Experimental studies on protein dynamics at atomic resolution by NMR-spectroscopy in solution require isolated 1H-X spin pairs. This is the default scenario in standard 1H-15N backbone experiments. Side chain dynamic experiments, which allow to study specific local processes like proton-transfer, or tautomerization, require isolated 1H-13C sites which must be produced by site-selective 13C labeling. In the most general way this is achieved by using site-selectively 13C-enriched glucose as the carbon source in bacterial expression systems. Here we systematically investigate the use of site-selectively 13C-enriched ribose as a suitable precursor for 13C labeled histidines and tryptophans.

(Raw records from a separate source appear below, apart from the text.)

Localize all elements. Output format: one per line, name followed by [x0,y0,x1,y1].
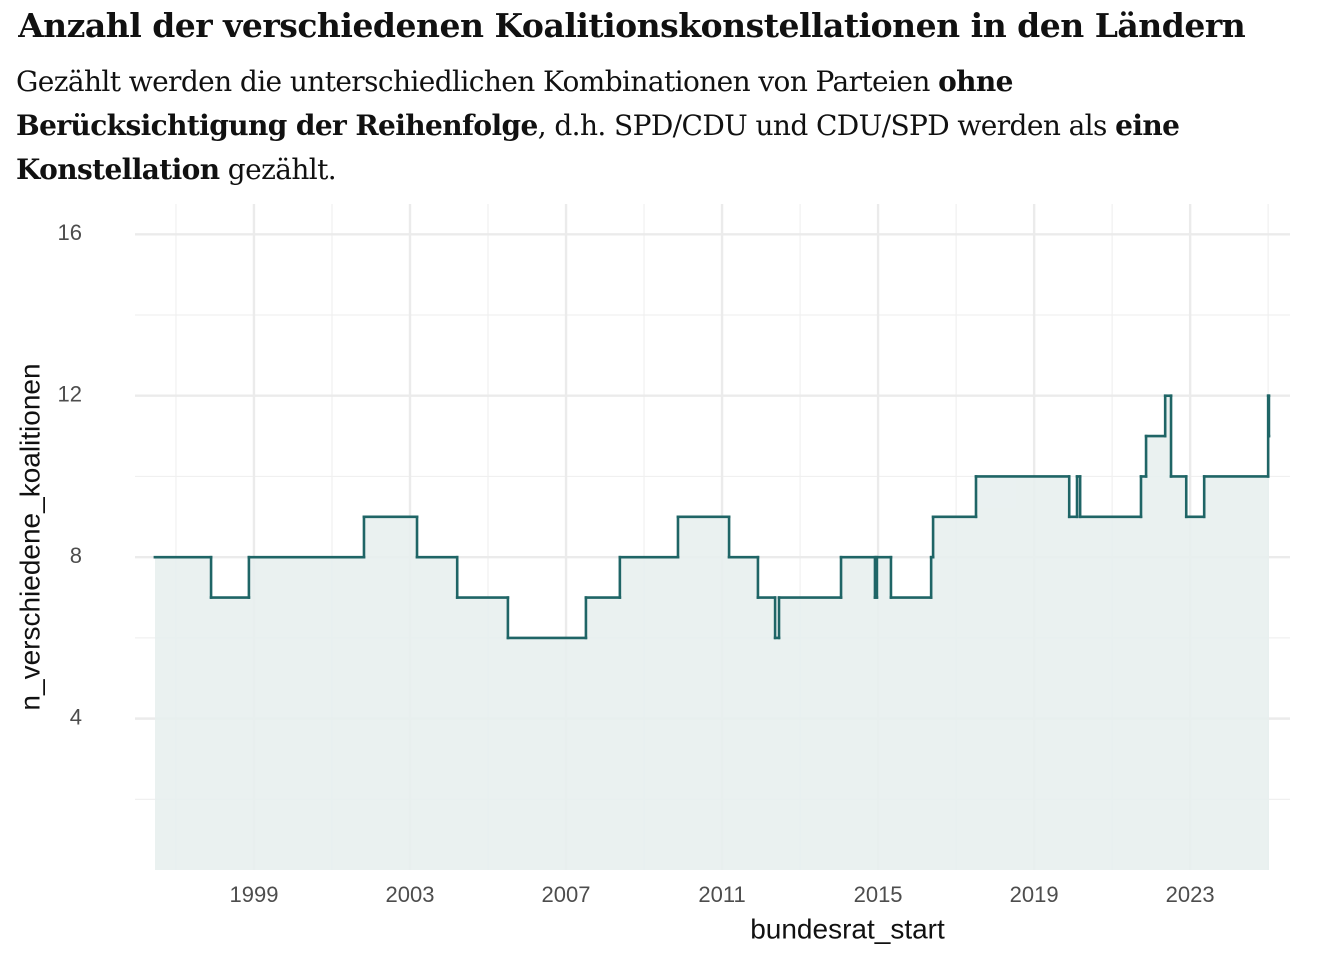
area-step [211,597,249,870]
x-tick-label: 2003 [386,882,435,907]
x-tick-label: 2007 [542,882,591,907]
subtitle-segment: Berücksichtigung der Reihenfolge [16,109,538,142]
subtitle-segment: ohne [938,65,1013,98]
chart-title: Anzahl der verschiedenen Koalitionskonst… [18,6,1246,45]
area-step [775,637,780,870]
subtitle-segment: gezählt. [219,153,337,186]
area-step [1171,476,1187,870]
area-step [1165,395,1172,870]
area-step [1140,476,1147,870]
subtitle-segment: eine [1115,109,1180,142]
area-step [890,597,932,870]
x-tick-label: 2019 [1010,882,1059,907]
subtitle-segment: Gezählt werden die unterschiedlichen Kom… [16,65,939,98]
area-step [585,597,620,870]
y-axis-title: n_verschiedene_koalitionen [14,363,45,710]
area-step [619,557,678,870]
area-step [1186,516,1205,870]
x-tick-label: 2015 [854,882,903,907]
area-step [154,557,212,870]
area [154,395,1269,870]
x-tick-label: 2011 [698,882,745,907]
y-tick-label: 12 [58,382,82,407]
step-line [153,394,1271,640]
area-step [757,597,776,870]
x-tick-label: 2023 [1166,882,1215,907]
area-step [729,557,758,870]
area-step [363,516,418,870]
area-step [1146,436,1166,870]
area-step [975,476,1070,870]
subtitle-segment: Konstellation [16,153,220,186]
area-step [779,597,842,870]
area-step [874,597,877,870]
area-step [1204,476,1269,870]
area-step [417,557,458,870]
area-step [876,557,891,870]
chart-subtitle: Gezählt werden die unterschiedlichen Kom… [16,60,1336,192]
subtitle-line: Gezählt werden die unterschiedlichen Kom… [16,60,1336,104]
y-tick-label: 4 [70,704,82,729]
area-step [933,516,976,870]
area-step [248,557,364,870]
area-step [677,516,730,870]
x-axis-title: bundesrat_start [750,913,945,944]
area-step [1077,476,1081,870]
area-step [1268,395,1269,870]
y-tick-label: 16 [58,220,82,245]
subtitle-line: Konstellation gezählt. [16,148,1336,192]
x-tick-label: 1999 [229,882,278,907]
area-step [931,557,934,870]
area-step [841,557,875,870]
subtitle-segment: , d.h. SPD/CDU und CDU/SPD werden als [537,109,1116,142]
area-step [457,597,508,870]
subtitle-line: Berücksichtigung der Reihenfolge, d.h. S… [16,104,1336,148]
area-step [507,637,586,870]
y-tick-label: 8 [70,543,82,568]
area-step [1080,516,1141,870]
area-step [1069,516,1078,870]
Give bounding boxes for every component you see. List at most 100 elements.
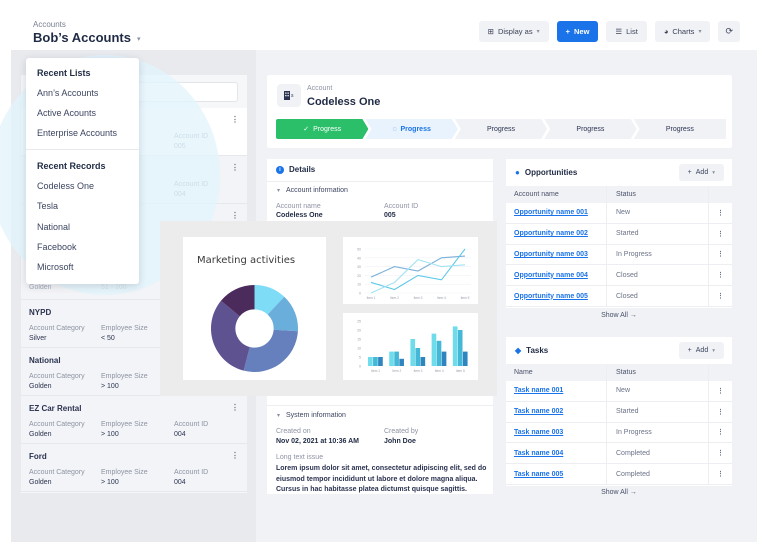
menu-item-facebook[interactable]: Facebook — [37, 242, 77, 252]
progress-step-3[interactable]: Progress — [455, 119, 547, 139]
list-item[interactable]: Ford ⋮ Account Category Golden Employee … — [21, 444, 247, 492]
kebab-menu-icon[interactable]: ⋮ — [717, 272, 724, 280]
svg-text:40: 40 — [357, 256, 361, 260]
status-cell: Closed — [607, 265, 709, 286]
details-title: Details — [289, 165, 316, 174]
field-value: 004 — [174, 431, 186, 438]
field-value: < 50 — [101, 335, 115, 342]
menu-item-national[interactable]: National — [37, 222, 71, 232]
field-value: Golden — [29, 431, 52, 438]
menu-item-anns-accounts[interactable]: Ann’s Accounts — [37, 88, 99, 98]
system-information-toggle[interactable]: ▾ System information — [277, 412, 346, 419]
record-link[interactable]: Task name 004 — [514, 449, 564, 457]
grid-icon: ⊞ — [487, 27, 494, 36]
list-button[interactable]: ☰ List — [606, 21, 647, 42]
breadcrumb[interactable]: Accounts — [33, 20, 66, 29]
progress-step-4[interactable]: Progress — [544, 119, 636, 139]
menu-item-enterprise-accounts[interactable]: Enterprise Accounts — [37, 128, 118, 138]
kebab-menu-icon[interactable]: ⋮ — [231, 403, 239, 412]
svg-text:50: 50 — [357, 248, 361, 252]
field-value: Golden — [29, 284, 52, 291]
tasks-show-all-link[interactable]: Show All → — [601, 489, 637, 496]
record-link[interactable]: Opportunity name 003 — [514, 250, 588, 258]
menu-item-codeless-one[interactable]: Codeless One — [37, 181, 95, 191]
menu-item-microsoft[interactable]: Microsoft — [37, 262, 74, 272]
display-as-button[interactable]: ⊞ Display as ▾ — [478, 21, 549, 42]
record-link[interactable]: Opportunity name 005 — [514, 292, 588, 300]
field-label: Employee Size — [101, 469, 148, 476]
record-link[interactable]: Task name 005 — [514, 470, 564, 478]
svg-text:20: 20 — [357, 274, 361, 278]
progress-step-5[interactable]: Progress — [633, 119, 727, 139]
kebab-menu-icon[interactable]: ⋮ — [717, 209, 724, 217]
kebab-menu-icon[interactable]: ⋮ — [717, 230, 724, 238]
svg-text:Item 4: Item 4 — [435, 369, 444, 373]
svg-text:s: s — [291, 93, 294, 99]
svg-text:25: 25 — [357, 320, 361, 324]
status-cell: Completed — [607, 443, 709, 464]
svg-text:15: 15 — [357, 338, 361, 342]
table-header: Name Status — [506, 364, 732, 381]
record-link[interactable]: Opportunity name 002 — [514, 230, 588, 238]
column-header[interactable]: Account name — [506, 186, 607, 203]
chevron-down-icon: ▾ — [536, 29, 540, 35]
refresh-icon: ⟳ — [725, 26, 733, 36]
table-row: Opportunity name 004 Closed ⋮ — [506, 265, 732, 287]
list-item[interactable]: EZ Car Rental ⋮ Account Category Golden … — [21, 396, 247, 444]
progress-step-1[interactable]: ✓ Progress — [276, 119, 368, 139]
table-row: Task name 005 Completed ⋮ — [506, 464, 732, 485]
chevron-down-icon: ▾ — [277, 188, 281, 194]
record-link[interactable]: Task name 002 — [514, 408, 564, 416]
field-label: Account ID — [384, 203, 419, 210]
kebab-menu-icon[interactable]: ⋮ — [231, 211, 239, 220]
kebab-menu-icon[interactable]: ⋮ — [717, 387, 724, 395]
field-label: Account name — [276, 203, 321, 210]
opportunities-show-all-link[interactable]: Show All → — [601, 312, 637, 319]
recent-lists-heading: Recent Lists — [37, 68, 91, 78]
column-header[interactable]: Name — [506, 364, 607, 381]
building-icon: s — [277, 84, 301, 107]
divider — [267, 181, 493, 182]
record-link[interactable]: Opportunity name 001 — [514, 209, 588, 217]
kebab-menu-icon[interactable]: ⋮ — [717, 450, 724, 458]
progress-step-2[interactable]: ◌ Progress — [365, 119, 457, 139]
kebab-menu-icon[interactable]: ⋮ — [231, 115, 239, 124]
kebab-menu-icon[interactable]: ⋮ — [231, 451, 239, 460]
record-link[interactable]: Task name 001 — [514, 387, 564, 395]
field-label: Long text issue — [276, 454, 324, 461]
refresh-button[interactable]: ⟳ — [718, 21, 740, 42]
kebab-menu-icon[interactable]: ⋮ — [717, 251, 724, 259]
account-information-toggle[interactable]: ▾ Account information — [277, 187, 348, 194]
column-header[interactable]: Status — [607, 186, 709, 203]
field-value: Golden — [29, 479, 52, 486]
list-view-selector[interactable]: Bob’s Accounts ▾ — [33, 30, 141, 45]
menu-item-active-accounts[interactable]: Active Acounts — [37, 108, 97, 118]
kebab-menu-icon[interactable]: ⋮ — [717, 429, 724, 437]
kebab-menu-icon[interactable]: ⋮ — [717, 408, 724, 416]
kebab-menu-icon[interactable]: ⋮ — [231, 163, 239, 172]
add-opportunity-button[interactable]: + Add ▾ — [678, 164, 724, 181]
record-link[interactable]: Opportunity name 004 — [514, 271, 588, 279]
section-heading: System information — [286, 412, 346, 419]
kebab-menu-icon[interactable]: ⋮ — [717, 471, 724, 479]
field-label: Employee Size — [101, 325, 148, 332]
new-button[interactable]: + New — [556, 21, 599, 42]
spinner-icon: ◌ — [392, 125, 397, 133]
account-name: NYPD — [29, 308, 52, 317]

The 13C incorporation in nearly all sites of all 20 amino acids was quantified and compared to glucose based labeling. In general the ribose approach results in more selective labeling. 1-13C ribose exclusively labels His δ2 and Trp δ1 in aromatic side chains and helps to resolve possible overlap problems. The incorporation yield is however only 37% in total and 72% compared to yields of 2-13C glucose. A combined approach of 1-13C ribose and 2-13C glucose maximizes 13C incorporation to 75% in total and 150% compared to 2-13C glucose only. Further histidine positions β, α and CO become significantly labeled at around 50% in total by 3-, 4- or 5-13C ribose. Interestingly backbone CO of Gly, Ala, Cys, Ser, Val, Phe and Tyr are labeled at 40??50% in total with 3-13C ribose, compared to 5% and below for 1-13C and 2-13C glucose. Using ribose instead of glucose as a source for site-selective 13C labeling enables a very selective labeling of certain positions and thereby expanding the toolbox for customized isotope labeling of amino-acids.